Keep in mind, to claim this tax credit, you must also have been a resident of Canada on:
- December 31 of the current tax year
- The last day of your residence in Canada (if you stopped living in Canada during the tax year) or
- The date of death if you passed away during the tax year
Generally, the foreign tax credit you can claim for each foreign country is the lower of the following amounts:
- The foreign income tax you actually paid or
- The tax otherwise due in Canada on your net income from that country
- The payment was made to the government of a foreign country or to the government of a state, province or other political subdivision of a foreign country
- It isn’t conditional on the availability of a foreign tax credit in Canada or a deduction for a dividend received from a foreign affiliate and
- It is an income or profits tax
Note: Be sure to keep all your supporting documents in case the Canada Revenue Agency (CRA) or Revenu Québec asks to see them. If you paid foreign income tax in the U.S., attach a copy of your W-2 information slip, your Form 1040 from the Internal Revenue Service, and any other documents supporting your claim.
Remember to convert both the foreign income you earned and the foreign income tax you paid into Canadian dollars before reporting them on your return. You can use the exchange rate posted by the Bank of Canada that was in effect on the day that you received these amounts.
Is there any foreign business income that’s not eligible for this tax credit?
Yes. Any foreign business income that falls into one of the following categories doesn’t qualify for this tax credit:
- Foreign business income that’s tax-exempt in Québec or in Canada under a tax agreement
- Foreign business income that’s tax-exempt from foreign income tax or
- Foreign business income that’s been allocated to a beneficiary (like a trust)
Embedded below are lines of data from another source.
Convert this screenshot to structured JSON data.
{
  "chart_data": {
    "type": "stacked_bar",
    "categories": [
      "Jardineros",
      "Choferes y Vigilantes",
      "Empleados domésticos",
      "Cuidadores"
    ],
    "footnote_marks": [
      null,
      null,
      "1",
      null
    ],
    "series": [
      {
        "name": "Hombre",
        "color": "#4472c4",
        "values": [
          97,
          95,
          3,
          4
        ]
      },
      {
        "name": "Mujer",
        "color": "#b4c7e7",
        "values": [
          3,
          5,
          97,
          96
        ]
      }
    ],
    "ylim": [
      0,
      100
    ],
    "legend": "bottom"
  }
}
I have an unused federal foreign tax credit
If you paid tax on foreign business income, the portion of the tax that can’t be deducted as a foreign tax credit might qualify as an unused foreign tax credit. You can carry forward your unused foreign tax credit up to 10 years from the year in which you received your foreign business income, or carry it back 3 years.
To determine the amount of your unused foreign tax credits available for use on your 2016 return, pull out your previous year(s) tax return and use the following formula to calculate the amount:
(Line 12 of form T2209) – (Line 405 on Schedule 1) = Unused foreign tax credit
Example: If on your 2015 return, your federal foreign tax credit (line 12 of form T2209) is $5,000 and the amount that transferred to line 405 on Schedule 1 was $3,000. Using the formula above, your unused federal foreign tax credit for that year is $2,000.
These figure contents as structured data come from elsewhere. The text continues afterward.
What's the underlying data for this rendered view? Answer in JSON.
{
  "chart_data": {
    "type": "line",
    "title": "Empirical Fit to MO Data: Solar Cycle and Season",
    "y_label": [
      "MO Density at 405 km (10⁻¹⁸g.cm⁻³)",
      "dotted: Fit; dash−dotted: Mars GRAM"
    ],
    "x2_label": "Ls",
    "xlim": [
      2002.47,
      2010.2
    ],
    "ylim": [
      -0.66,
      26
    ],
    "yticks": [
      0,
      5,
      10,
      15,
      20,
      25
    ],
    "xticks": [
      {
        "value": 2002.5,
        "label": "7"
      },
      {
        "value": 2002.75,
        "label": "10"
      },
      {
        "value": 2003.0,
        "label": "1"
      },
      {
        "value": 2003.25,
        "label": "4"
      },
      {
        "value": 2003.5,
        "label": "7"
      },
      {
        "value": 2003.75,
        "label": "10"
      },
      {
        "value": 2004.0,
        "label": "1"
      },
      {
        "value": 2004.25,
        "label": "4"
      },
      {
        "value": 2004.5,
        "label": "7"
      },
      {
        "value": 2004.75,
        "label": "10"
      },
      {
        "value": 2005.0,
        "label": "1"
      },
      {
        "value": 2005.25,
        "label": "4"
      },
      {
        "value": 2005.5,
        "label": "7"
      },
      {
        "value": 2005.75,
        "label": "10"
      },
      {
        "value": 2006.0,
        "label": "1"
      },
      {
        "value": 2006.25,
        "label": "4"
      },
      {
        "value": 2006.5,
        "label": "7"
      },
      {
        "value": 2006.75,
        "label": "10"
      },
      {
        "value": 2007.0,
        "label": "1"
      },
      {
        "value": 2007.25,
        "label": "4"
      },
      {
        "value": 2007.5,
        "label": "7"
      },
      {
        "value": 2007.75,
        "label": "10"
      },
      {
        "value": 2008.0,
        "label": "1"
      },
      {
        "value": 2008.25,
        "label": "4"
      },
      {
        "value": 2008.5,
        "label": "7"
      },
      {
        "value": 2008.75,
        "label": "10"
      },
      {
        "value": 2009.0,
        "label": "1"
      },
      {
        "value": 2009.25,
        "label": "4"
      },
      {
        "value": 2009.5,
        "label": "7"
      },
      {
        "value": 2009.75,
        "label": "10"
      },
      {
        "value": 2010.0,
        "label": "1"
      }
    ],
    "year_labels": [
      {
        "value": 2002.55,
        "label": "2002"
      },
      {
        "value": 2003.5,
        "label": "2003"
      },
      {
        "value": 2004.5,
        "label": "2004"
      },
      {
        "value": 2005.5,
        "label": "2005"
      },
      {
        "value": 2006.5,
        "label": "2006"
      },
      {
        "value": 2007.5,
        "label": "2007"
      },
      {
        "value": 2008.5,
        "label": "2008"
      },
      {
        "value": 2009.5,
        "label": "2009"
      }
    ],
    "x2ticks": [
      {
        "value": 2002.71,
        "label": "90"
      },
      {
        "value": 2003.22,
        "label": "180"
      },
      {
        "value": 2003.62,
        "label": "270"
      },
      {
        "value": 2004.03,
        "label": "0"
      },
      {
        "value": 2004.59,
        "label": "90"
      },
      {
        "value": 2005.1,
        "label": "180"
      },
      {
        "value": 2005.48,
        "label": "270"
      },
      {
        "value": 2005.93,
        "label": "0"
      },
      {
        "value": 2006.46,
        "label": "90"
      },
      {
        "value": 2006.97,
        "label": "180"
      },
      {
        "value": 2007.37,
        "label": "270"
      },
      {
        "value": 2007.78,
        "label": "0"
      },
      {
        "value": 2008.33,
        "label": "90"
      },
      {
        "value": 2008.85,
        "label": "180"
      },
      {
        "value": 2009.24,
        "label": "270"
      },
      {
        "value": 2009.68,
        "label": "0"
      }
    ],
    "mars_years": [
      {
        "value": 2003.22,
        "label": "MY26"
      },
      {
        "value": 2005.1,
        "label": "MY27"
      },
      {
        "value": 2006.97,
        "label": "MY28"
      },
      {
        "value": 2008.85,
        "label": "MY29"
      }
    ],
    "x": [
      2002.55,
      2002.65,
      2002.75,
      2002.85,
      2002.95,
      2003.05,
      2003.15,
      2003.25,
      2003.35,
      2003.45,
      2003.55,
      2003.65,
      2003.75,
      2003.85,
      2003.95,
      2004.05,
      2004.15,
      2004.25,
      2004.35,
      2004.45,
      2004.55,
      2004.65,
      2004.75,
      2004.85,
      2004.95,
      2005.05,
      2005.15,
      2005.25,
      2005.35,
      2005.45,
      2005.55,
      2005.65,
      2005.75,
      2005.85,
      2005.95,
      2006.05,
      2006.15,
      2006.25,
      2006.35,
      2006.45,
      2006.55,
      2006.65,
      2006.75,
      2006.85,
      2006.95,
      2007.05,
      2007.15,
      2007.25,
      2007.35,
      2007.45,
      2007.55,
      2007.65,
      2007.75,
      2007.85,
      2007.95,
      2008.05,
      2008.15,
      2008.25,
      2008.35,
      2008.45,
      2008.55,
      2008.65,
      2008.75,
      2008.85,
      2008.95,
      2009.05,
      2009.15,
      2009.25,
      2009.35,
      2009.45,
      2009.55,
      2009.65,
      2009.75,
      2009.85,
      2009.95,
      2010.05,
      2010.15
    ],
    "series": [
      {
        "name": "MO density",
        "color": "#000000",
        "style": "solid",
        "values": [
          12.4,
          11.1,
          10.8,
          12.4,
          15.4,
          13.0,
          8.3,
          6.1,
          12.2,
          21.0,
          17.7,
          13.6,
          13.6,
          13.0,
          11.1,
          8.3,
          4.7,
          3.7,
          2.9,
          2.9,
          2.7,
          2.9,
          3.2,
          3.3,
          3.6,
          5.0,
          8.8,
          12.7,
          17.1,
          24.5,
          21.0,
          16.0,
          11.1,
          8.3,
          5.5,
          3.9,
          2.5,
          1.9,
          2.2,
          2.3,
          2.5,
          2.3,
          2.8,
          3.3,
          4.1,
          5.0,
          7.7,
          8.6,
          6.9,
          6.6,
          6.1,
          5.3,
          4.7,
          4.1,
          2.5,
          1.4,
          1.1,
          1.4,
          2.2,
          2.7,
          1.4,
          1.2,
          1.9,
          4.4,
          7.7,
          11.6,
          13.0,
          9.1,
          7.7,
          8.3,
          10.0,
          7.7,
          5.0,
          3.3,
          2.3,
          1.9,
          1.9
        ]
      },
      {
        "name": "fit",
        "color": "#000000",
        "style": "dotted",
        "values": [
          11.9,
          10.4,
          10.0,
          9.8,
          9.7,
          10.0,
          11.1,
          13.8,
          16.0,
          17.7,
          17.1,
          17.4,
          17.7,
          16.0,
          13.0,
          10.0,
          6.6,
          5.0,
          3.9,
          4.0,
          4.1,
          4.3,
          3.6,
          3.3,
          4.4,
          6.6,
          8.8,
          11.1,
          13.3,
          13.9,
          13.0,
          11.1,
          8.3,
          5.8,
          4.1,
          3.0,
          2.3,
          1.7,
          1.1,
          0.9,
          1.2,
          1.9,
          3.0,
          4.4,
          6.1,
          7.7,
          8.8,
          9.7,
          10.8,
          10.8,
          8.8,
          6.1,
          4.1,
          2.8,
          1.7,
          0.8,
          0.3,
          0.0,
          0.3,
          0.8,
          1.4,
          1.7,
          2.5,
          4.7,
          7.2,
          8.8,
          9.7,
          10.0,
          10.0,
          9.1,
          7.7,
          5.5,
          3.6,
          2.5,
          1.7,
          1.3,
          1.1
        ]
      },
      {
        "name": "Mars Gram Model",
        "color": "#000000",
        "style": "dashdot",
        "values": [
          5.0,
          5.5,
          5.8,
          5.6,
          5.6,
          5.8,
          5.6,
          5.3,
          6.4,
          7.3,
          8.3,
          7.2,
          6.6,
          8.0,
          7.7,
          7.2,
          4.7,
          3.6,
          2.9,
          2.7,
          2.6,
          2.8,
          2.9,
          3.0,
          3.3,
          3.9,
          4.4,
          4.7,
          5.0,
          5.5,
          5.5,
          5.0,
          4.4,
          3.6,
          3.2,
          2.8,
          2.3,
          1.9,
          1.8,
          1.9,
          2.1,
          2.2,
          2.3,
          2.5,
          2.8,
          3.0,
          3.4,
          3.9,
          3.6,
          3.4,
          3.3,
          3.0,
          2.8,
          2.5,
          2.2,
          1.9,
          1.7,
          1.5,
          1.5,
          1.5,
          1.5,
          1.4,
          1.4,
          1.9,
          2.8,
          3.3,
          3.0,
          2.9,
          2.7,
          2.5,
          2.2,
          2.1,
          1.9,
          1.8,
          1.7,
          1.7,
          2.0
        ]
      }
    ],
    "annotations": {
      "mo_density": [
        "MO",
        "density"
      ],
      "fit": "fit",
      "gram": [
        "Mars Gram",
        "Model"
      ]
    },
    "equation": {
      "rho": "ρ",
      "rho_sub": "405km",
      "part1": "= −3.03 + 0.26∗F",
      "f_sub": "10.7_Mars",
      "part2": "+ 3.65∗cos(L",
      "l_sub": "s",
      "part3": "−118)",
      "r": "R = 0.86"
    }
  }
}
Similarly, if you’re a Québec resident, you can also carry forward your unused foreign tax credit up to 10 years from the year in which you received it or carry it back 3 years. You can find your unused credit amount on line 95 of your TP-772-V form from previous years.
Note: To complete the Foreign business income page, you’ll need to add line 95 from your TP-772-V form for each of the previous 10 years. You’ll also need to tell us how much of this amount you’ve already claimed on your tax returns.
Where do I claim this?
Follow these steps in H&R Block’s tax software to file your 2016 taxes:
- Under the PREPARE tab, click the OTHER icon. You’ll find yourself here:
- Under the FOREIGN TAX CREDITS heading, select the checkbox labelled Foreign business income and click Continue.
- When you reach the Foreign business income page, enter your information in the tax software.